At the public meeting, Extinction Rebellion activist Caoimhe Basketter said the document was not fit for purpose, lacked timelines and clear targets, and urged Tooley Street’s cabinet to reject and rewrite it.
Areas targeted for criticism include hazy promises such as ‘reducing car journeys to a minimum’ and continued lobbying for the Bakerloo Line extension and Camberwell Station to be reopened, but with little other detail on alternative public transport options.
The strategy has been described as a ‘starting point’ by council leader Kieron Williams.
Examples of vague ‘immediate actions’ listed in the strategy include: “impose more ambitious requirements in planning policy for the enhancement of existing open space, the creation of new open space and the improved carbon capture in land use”; “embed building technologies such as green roofs, facades and cool roofs to reduce carbon emissions and improve biodiversity and local air quality”; and “continue to develop the cycling network in conjunction with the installation of LTNs”. All are listed with scant details on timing and milestones over the next ten-year period.
Eighteen community groups including the Southwark branch of Extinction Rebellion; Fossil Free Southwark; Southwark Law Centre; SE24 Community Energy; London Living Streets and Trees for Bermondsey have deemed it ‘unacceptable’ and have declined to take part in the council’s Climate Partnership Steering Group until it is fundamentally restructured, saying their input has been ignored.
Last year several groups had threatened to pull out of the initiative after successive delays, citing a ‘lack of ambition’ from Tooley Street.
Karrim Jalali of Fossil Free Southwark said: “We have tried to assist and work with the council at every opportunity, and we’re pleased that the strategy has been improved upon since we saw the first draft.
“But it’s very easy to give rhetoric – the real test is in what actions will achieve their overarching aim and what targets they are setting to get there.
“In this area, the council falls drastically short. It should be embarrassing for the council to submit an action plan with barely any actions.
“And one of the very few actions listed – as an immediate action – was already completed in 2020.”

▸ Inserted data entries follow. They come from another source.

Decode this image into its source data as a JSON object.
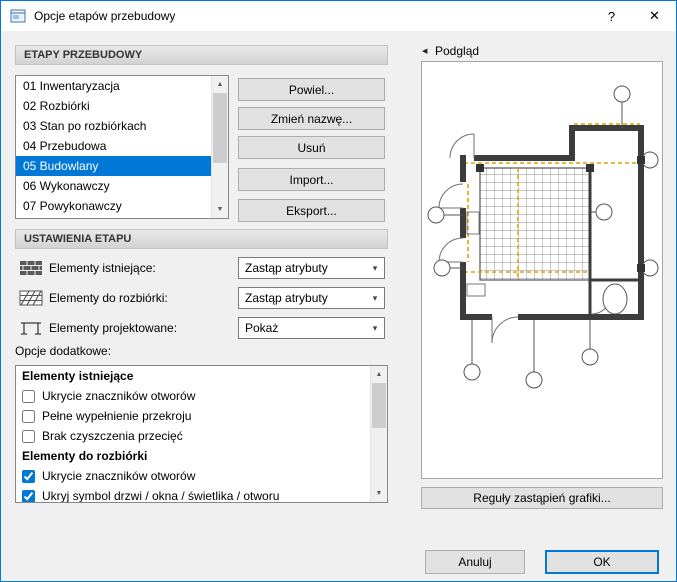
{
  "window": {
    "title": "Opcje etapów przebudowy"
  },
  "titlebar": {
    "help_label": "?",
    "close_label": "✕"
  },
  "phases_section": {
    "header": "ETAPY PRZEBUDOWY"
  },
  "phases": {
    "items": [
      {
        "label": "01 Inwentaryzacja",
        "selected": false
      },
      {
        "label": "02 Rozbiórki",
        "selected": false
      },
      {
        "label": "03 Stan po rozbiórkach",
        "selected": false
      },
      {
        "label": "04 Przebudowa",
        "selected": false
      },
      {
        "label": "05 Budowlany",
        "selected": true
      },
      {
        "label": "06 Wykonawczy",
        "selected": false
      },
      {
        "label": "07 Powykonawczy",
        "selected": false
      }
    ]
  },
  "phase_buttons": {
    "duplicate": "Powiel...",
    "rename": "Zmień nazwę...",
    "remove": "Usuń",
    "import": "Import...",
    "export": "Eksport..."
  },
  "settings_section": {
    "header": "USTAWIENIA ETAPU"
  },
  "settings": {
    "rows": [
      {
        "label": "Elementy istniejące:",
        "value": "Zastąp atrybuty"
      },
      {
        "label": "Elementy do rozbiórki:",
        "value": "Zastąp atrybuty"
      },
      {
        "label": "Elementy projektowane:",
        "value": "Pokaż"
      }
    ],
    "extra_options_label": "Opcje dodatkowe:"
  },
  "options": {
    "groups": [
      {
        "header": "Elementy istniejące",
        "items": [
          {
            "label": "Ukrycie znaczników otworów",
            "checked": false
          },
          {
            "label": "Pełne wypełnienie przekroju",
            "checked": false
          },
          {
            "label": "Brak czyszczenia przecięć",
            "checked": false
          }
        ]
      },
      {
        "header": "Elementy do rozbiórki",
        "items": [
          {
            "label": "Ukrycie znaczników otworów",
            "checked": true
          },
          {
            "label": "Ukryj symbol drzwi / okna / świetlika / otworu",
            "checked": true
          }
        ]
      }
    ]
  },
  "preview": {
    "label": "Podgląd",
    "rules_button": "Reguły zastąpień grafiki..."
  },
  "footer": {
    "cancel": "Anuluj",
    "ok": "OK"
  },
  "glyphs": {
    "combo_arrow": "▾",
    "scroll_up": "▲",
    "scroll_down": "▼",
    "collapse_left": "◀"
  },
  "colors": {
    "accent": "#0078d7",
    "selection": "#0078d7",
    "demolition_highlight": "#dfa300"
  }
}
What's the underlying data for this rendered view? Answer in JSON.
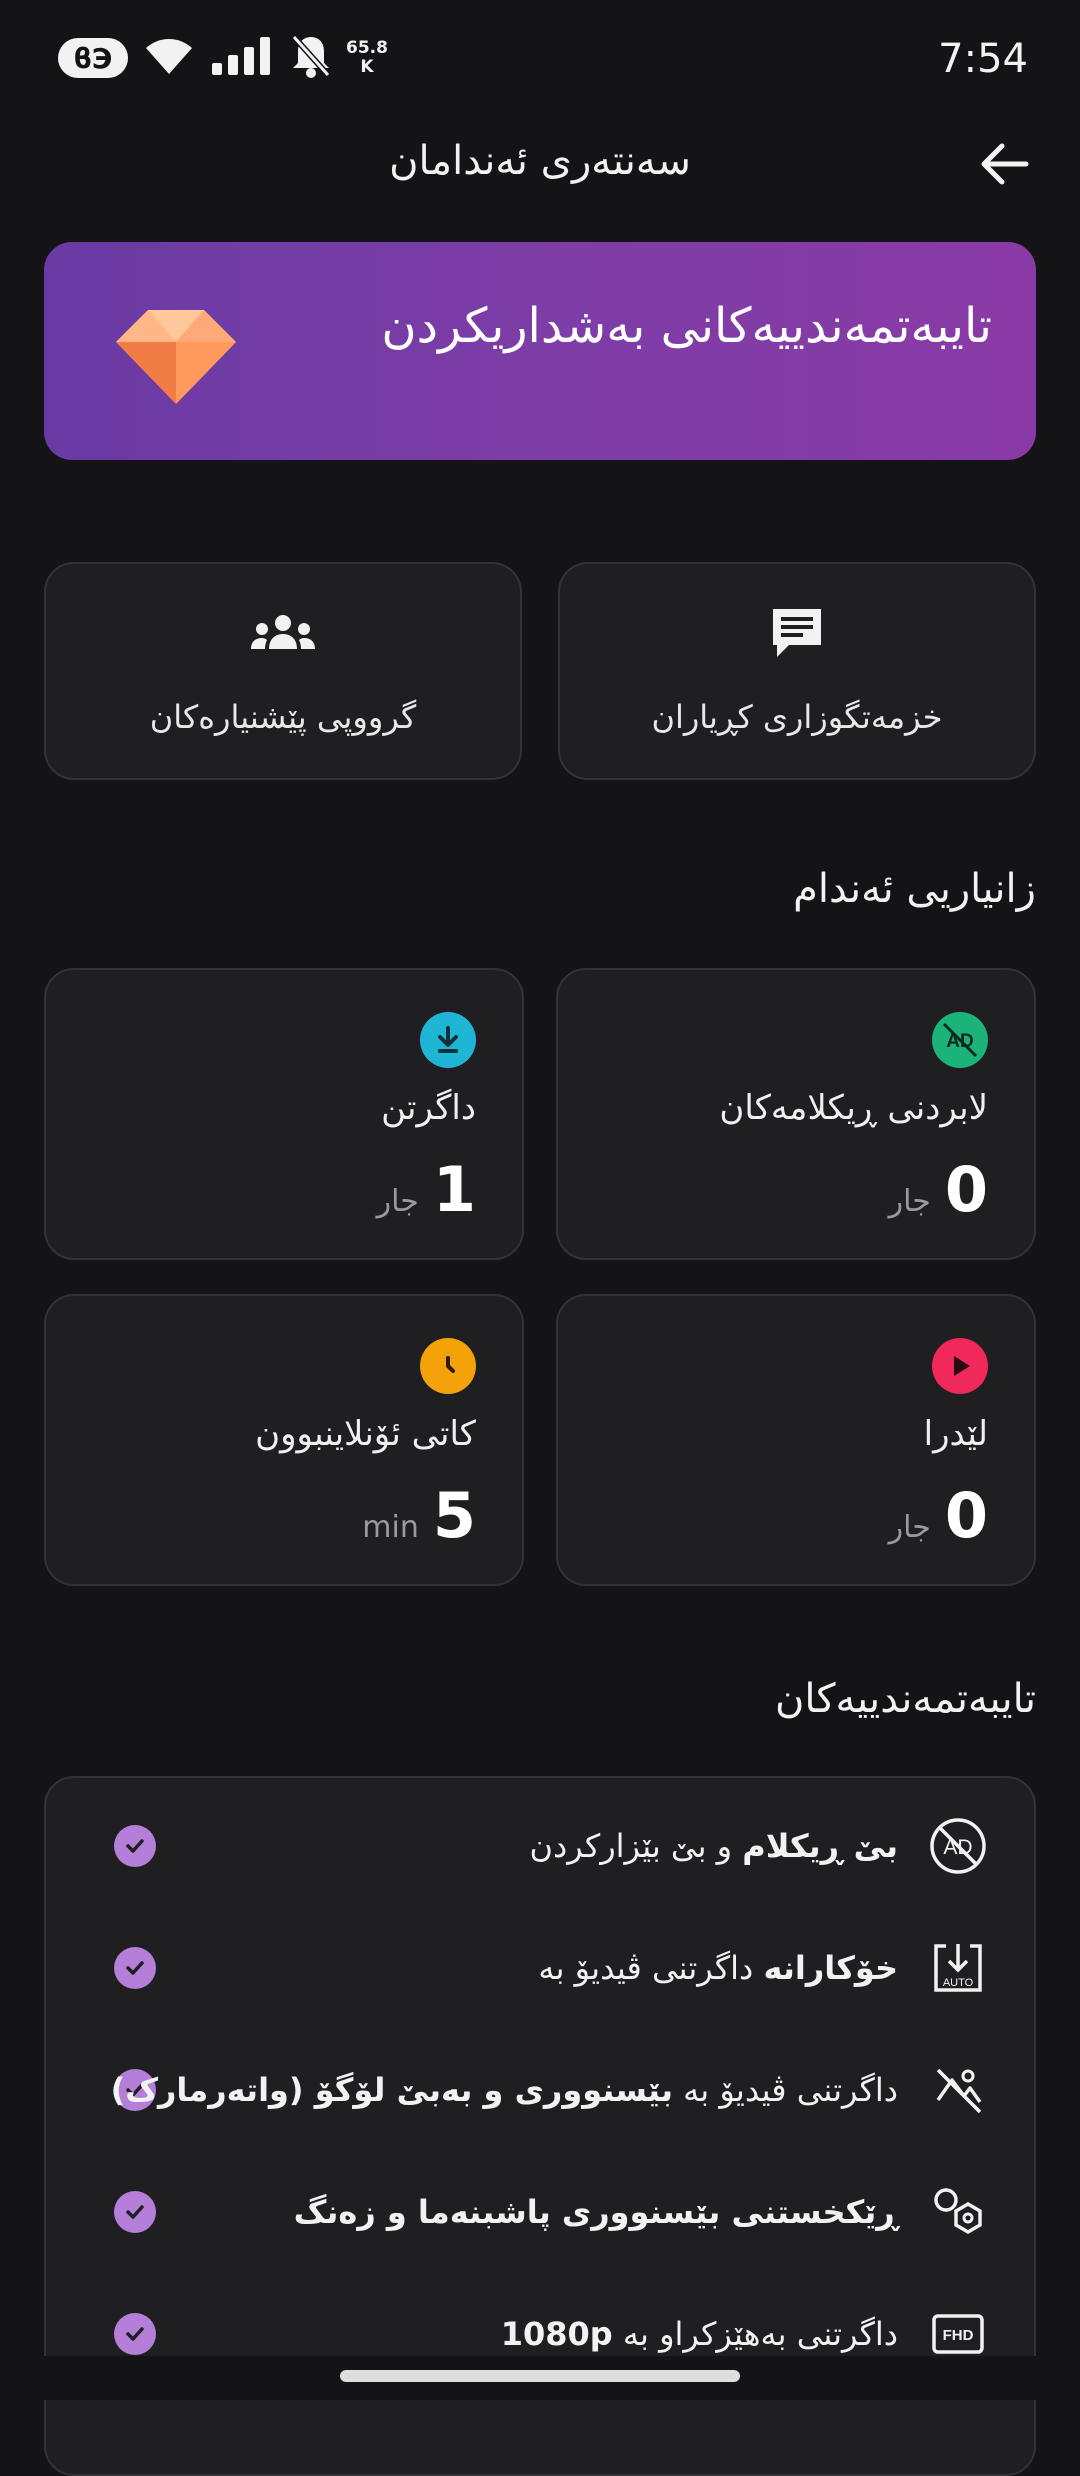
{
  "status_bar": {
    "time": "7:54",
    "sim_badge": "ϐЭ",
    "net_speed_value": "65.8",
    "net_speed_unit": "K",
    "icons": [
      "wifi-icon",
      "signal-icon",
      "mute-bell-icon"
    ]
  },
  "header": {
    "title": "سەنتەری ئەندامان",
    "back_icon": "arrow-back-icon"
  },
  "banner": {
    "title": "تایبەتمەندییەکانی بەشداریکردن",
    "icon": "diamond-icon"
  },
  "quick_links": [
    {
      "label": "خزمەتگوزاری کڕیاران",
      "icon": "chat-icon"
    },
    {
      "label": "گرووپی پێشنیارەکان",
      "icon": "group-icon"
    }
  ],
  "member_info": {
    "title": "زانیاریی ئەندام",
    "stats": [
      {
        "label": "لابردنی ڕیکلامەکان",
        "value": "0",
        "unit": "جار",
        "icon": "ad-off-icon",
        "color": "#1bb37a"
      },
      {
        "label": "داگرتن",
        "value": "1",
        "unit": "جار",
        "icon": "download-icon",
        "color": "#1fb6d6"
      },
      {
        "label": "لێدرا",
        "value": "0",
        "unit": "جار",
        "icon": "play-icon",
        "color": "#f0295a"
      },
      {
        "label": "کاتی ئۆنلاینبوون",
        "value": "5",
        "unit": "min",
        "icon": "clock-icon",
        "color": "#f5a20a"
      }
    ]
  },
  "features": {
    "title": "تایبەتمەندییەکان",
    "items": [
      {
        "plain": "و بێ بێزارکردن",
        "bold": "بێ ڕیکلام",
        "icon": "no-ads-icon"
      },
      {
        "plain": "داگرتنی ڤیدیۆ بە",
        "bold": "خۆکارانە",
        "icon": "auto-download-icon"
      },
      {
        "plain": "داگرتنی ڤیدیۆ بە",
        "bold": "بێسنووری و بەبێ لۆگۆ (واتەرمارک)",
        "icon": "no-watermark-icon"
      },
      {
        "plain": "",
        "bold": "ڕێکخستنی بێسنووری پاشبنەما و زەنگ",
        "icon": "customize-icon"
      },
      {
        "plain": "داگرتنی بەهێزکراو بە",
        "bold": "1080p",
        "icon": "fhd-icon"
      }
    ]
  },
  "colors": {
    "background": "#141416",
    "card": "#1f1f22",
    "check": "#b57ed8",
    "banner_start": "#6a3aa4",
    "banner_end": "#8a3aa6"
  }
}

Eloise Waldon-Day from XR Southwark said: “To describe this action plan as a ‘starting point’, while without clear timelines, phased actions, specific targets, or funding details after two and a half years of work, shows that the council and the council leader are not prioritising the climate emergency, despite the rhetoric.
“The plan’s poor quality adds to our concern that the officers in charge haven’t grasped what is needed.
“In response to our delegation, the climate director said they did receive more up-to-date baseline data recently, yet continued using outdated 2017 baseline for their modelling because they ‘had already started’.
“Unfortunately for them, the climate crisis is fast-moving and the evidence base evolves all the time.
“This makes us doubt their capacity for accurate annual reporting, even if the plan were clearly phased towards decarbonisation targets. We are out of time.
“Extinction Rebellion Southwark and local groups have always been willing to provide analysis and support on the action plan; in fact, we are now working on comprehensive feedback for the council, although it may make no difference.
“We want to help, to save all our futures. We hope Southwark Council chooses to engage and work in partnership to strengthen this much-needed plan.”